Черногус долго и внимательно вглядывался в лицо Юлии, мелкими глотками, едва касаясь губами, прихлебывая кофе из чашечки.

— Вы, конечно, любили, не сомневаюсь, — добавила Юлия. — Как было, у вас?

— У меня было так, Юлия Павловна. — Черногус отставил чашечку. — Был я студентом… — Он пошел к столу, порылся в ящиках, извлек пожелтевшую фотографию миловидной молодой женщины, в тугой блузке, с пышными рукавами, в длинной, обтягивающей фигуру юбке. — Вот влюбился в нее. — Черногус положил фотографию на стол перед Юлией. — Аннушка. Анна Шашкова. Дочка хозяина дома, в котором я квартировал. Пела, рисовала. Отвечала взаимностью. Все было решено. Но в шестнадцатом году меня мобилизовали в армию, отправили в Персию. Вернулся не скоро, в двадцать первом. Ее уже не было. Уехала с папашей и мамашей в эмиграцию. Исчезла. Много боли, много разочарований причинила мне эта любовь, Юлия Павловна. Для молодой души разочарование всегда страшнее, чем для души, покрытой коростой житейского опыта. Но была и другая у меня любовь. Это уже в двадцать пятом году. Я работал в губкоме партии. Она тоже была активисткой… Но даже вот и фотографии от нее не осталось… Все были заняты, заняты, — сфотографироваться некогда. И детей не завели, откладывали до более спокойного времени… Умерла.
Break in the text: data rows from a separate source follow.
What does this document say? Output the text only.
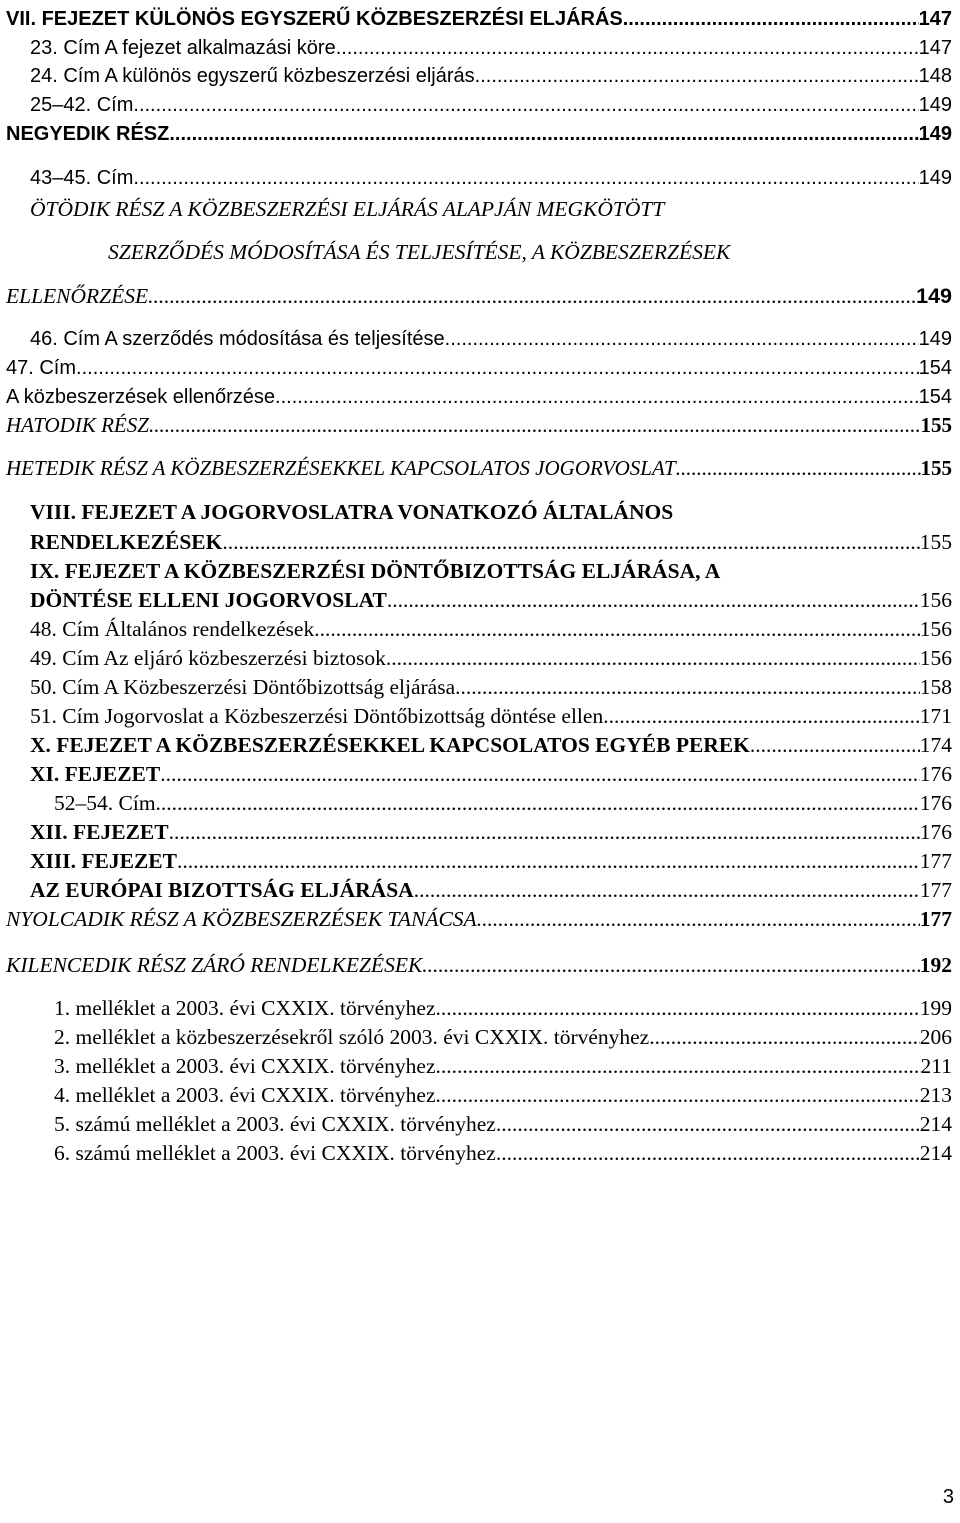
VII. FEJEZET KÜLÖNÖS EGYSZERŰ KÖZBESZERZÉSI ELJÁRÁS .....	147
23. Cím A fejezet alkalmazási köre .....	147
24. Cím A különös egyszerű közbeszerzési eljárás .....	148
25–42. Cím .....	149
NEGYEDIK RÉSZ .....	149
43–45. Cím .....	149
ÖTÖDIK RÉSZ A KÖZBESZERZÉSI ELJÁRÁS ALAPJÁN MEGKÖTÖTT
SZERZŐDÉS MÓDOSÍTÁSA ÉS TELJESÍTÉSE, A KÖZBESZERZÉSEK
ELLENŐRZÉSE .....	149
46. Cím A szerződés módosítása és teljesítése .....	149
47. Cím .....	154
A közbeszerzések ellenőrzése .....	154
HATODIK RÉSZ .....	155
HETEDIK RÉSZ A KÖZBESZERZÉSEKKEL KAPCSOLATOS JOGORVOSLAT .....	155
VIII. FEJEZET A JOGORVOSLATRA VONATKOZÓ ÁLTALÁNOS
RENDELKEZÉSEK .....	155
IX. FEJEZET A KÖZBESZERZÉSI DÖNTŐBIZOTTSÁG ELJÁRÁSA, A
DÖNTÉSE ELLENI JOGORVOSLAT .....	156
48. Cím Általános rendelkezések .....	156
49. Cím Az eljáró közbeszerzési biztosok .....	156
50. Cím A Közbeszerzési Döntőbizottság eljárása .....	158
51. Cím Jogorvoslat a Közbeszerzési Döntőbizottság döntése ellen .....	171
X. FEJEZET A KÖZBESZERZÉSEKKEL KAPCSOLATOS EGYÉB PEREK .....	174
XI. FEJEZET .....	176
52–54. Cím .....	176
XII. FEJEZET .....	176
XIII. FEJEZET .....	177
AZ EURÓPAI BIZOTTSÁG ELJÁRÁSA .....	177
NYOLCADIK RÉSZ A KÖZBESZERZÉSEK TANÁCSA .....	177
KILENCEDIK RÉSZ ZÁRÓ RENDELKEZÉSEK .....	192
1. melléklet a 2003. évi CXXIX. törvényhez .....	199
2. melléklet a közbeszerzésekről szóló 2003. évi CXXIX. törvényhez .....	206
3. melléklet a 2003. évi CXXIX. törvényhez .....	211
4. melléklet a 2003. évi CXXIX. törvényhez .....	213
5. számú melléklet a 2003. évi CXXIX. törvényhez .....	214
6. számú melléklet a 2003. évi CXXIX. törvényhez .....	214
3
Простудилась, выезжая в деревню… Воспаление легких. Ни пенициллинов, ни сульфидинов, ни террамицинов, — ничего такого в ту пору не водилось. Поил клюквенным морсом, сидел возле, держал ее руку в своей. Пульс считал день и ночь. Все кризиса, перелома ожидал. Перелом пришел, да только в худшую сторону. Задремал раз на стуле. Проснулся, а ее уже и нет. Даже и не простились…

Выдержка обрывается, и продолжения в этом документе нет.